A contrast test of similarity calculation was performed for different chemical features. The similarity of chemical features between the two groups was calculated and considered similar if it was greater than 0.75. Finally, the results were compared with the descriptions in the sedimentological literature and the accuracy was calculated. The result is listed in Table 4.

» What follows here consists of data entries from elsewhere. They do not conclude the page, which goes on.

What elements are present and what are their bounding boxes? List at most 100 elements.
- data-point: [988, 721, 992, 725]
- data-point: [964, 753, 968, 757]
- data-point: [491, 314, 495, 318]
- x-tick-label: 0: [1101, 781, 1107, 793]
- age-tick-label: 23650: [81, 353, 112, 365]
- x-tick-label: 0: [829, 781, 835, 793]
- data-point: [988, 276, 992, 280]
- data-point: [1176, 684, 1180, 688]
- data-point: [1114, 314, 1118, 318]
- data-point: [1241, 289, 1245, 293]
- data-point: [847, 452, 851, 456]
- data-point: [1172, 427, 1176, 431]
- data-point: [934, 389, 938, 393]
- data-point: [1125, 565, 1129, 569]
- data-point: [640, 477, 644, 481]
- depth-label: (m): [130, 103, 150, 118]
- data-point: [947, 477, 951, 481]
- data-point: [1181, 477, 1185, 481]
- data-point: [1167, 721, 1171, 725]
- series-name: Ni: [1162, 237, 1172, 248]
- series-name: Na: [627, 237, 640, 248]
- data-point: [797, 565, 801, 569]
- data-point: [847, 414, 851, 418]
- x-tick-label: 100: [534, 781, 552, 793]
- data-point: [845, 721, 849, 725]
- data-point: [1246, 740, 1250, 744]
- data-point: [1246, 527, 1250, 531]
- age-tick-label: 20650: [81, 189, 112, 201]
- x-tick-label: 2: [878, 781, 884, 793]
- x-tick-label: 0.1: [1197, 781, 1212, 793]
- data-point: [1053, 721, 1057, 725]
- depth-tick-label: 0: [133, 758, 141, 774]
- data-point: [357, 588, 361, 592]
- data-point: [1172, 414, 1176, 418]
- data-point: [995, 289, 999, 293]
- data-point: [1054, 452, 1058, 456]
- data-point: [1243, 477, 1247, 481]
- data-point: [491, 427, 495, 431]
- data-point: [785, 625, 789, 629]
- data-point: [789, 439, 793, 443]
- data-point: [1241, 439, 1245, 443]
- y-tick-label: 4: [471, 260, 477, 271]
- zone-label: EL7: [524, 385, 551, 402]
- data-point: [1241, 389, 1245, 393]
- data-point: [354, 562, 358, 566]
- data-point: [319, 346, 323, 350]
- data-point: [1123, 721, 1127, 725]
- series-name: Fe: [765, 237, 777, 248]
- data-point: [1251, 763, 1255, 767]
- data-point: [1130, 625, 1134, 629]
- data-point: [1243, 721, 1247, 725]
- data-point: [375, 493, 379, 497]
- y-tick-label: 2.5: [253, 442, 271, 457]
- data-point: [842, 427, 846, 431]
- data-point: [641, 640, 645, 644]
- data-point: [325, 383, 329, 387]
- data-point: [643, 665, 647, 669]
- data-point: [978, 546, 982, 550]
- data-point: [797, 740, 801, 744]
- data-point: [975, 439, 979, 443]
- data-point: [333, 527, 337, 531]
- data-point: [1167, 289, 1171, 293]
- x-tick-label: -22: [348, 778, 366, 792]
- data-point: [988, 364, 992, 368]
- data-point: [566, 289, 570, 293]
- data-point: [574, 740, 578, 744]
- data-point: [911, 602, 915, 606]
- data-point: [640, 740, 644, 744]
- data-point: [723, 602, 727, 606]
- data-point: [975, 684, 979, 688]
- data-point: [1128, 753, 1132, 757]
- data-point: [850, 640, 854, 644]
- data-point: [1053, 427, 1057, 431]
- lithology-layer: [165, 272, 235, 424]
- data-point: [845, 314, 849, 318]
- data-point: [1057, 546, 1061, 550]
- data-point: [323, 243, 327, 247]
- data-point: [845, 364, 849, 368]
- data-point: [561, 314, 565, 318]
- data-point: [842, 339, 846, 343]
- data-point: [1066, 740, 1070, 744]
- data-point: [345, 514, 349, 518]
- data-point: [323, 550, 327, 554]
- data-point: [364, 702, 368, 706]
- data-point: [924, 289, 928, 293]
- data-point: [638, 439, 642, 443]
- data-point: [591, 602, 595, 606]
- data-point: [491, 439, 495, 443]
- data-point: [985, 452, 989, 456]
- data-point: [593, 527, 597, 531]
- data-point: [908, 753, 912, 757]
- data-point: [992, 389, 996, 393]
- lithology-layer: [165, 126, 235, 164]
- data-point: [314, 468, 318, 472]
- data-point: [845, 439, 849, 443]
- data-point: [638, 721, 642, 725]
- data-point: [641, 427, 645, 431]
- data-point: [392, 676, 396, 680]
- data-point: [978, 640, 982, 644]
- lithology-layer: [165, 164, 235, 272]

Table 4 Result for similarity calculation

As shown in Table 4, compared to individual chemical feature similarity, hybrid similarity improves accuracy. For instance, there was a 5\(\%\) increase in hybrid similarity in group 6 compared to group 1. In addition, group 7, which merges the three chemical features is the highest in terms of accuracy. The chemical information of zircons is missing due to weathering. Therefore, it leads to inaccurate calculation of a single chemical feature. The reason is the conflict between different chemical features. Hybrid similarity extracts multiple chemical features to resolve conflicts and improves the accuracy of zircon similarity.

Visualization

As illustrated in Fig. 4, all zircon data was aggregated and mapped to BaiduMap based on formations locations, where each mark is a formation.

Fig. 4
figure 4

Zircon data visualization

The similarity of zircons is shown in Fig. 5. The distance between two points represents the similarity with closer distance indicating higher similarity.

Fig. 5
figure 5

Zircon similarity visualization

Conclusion

FM-zircon was designed to rapidly extract zircon age features. NLP extracts semantic features to classify table keys. In addition, the hybrid similarity is calculated to alleviate conflicts between different isotopes, which is an important component of our FM-zircon. In the future, we will work on extracting table structure by table contextual features with few shot learning.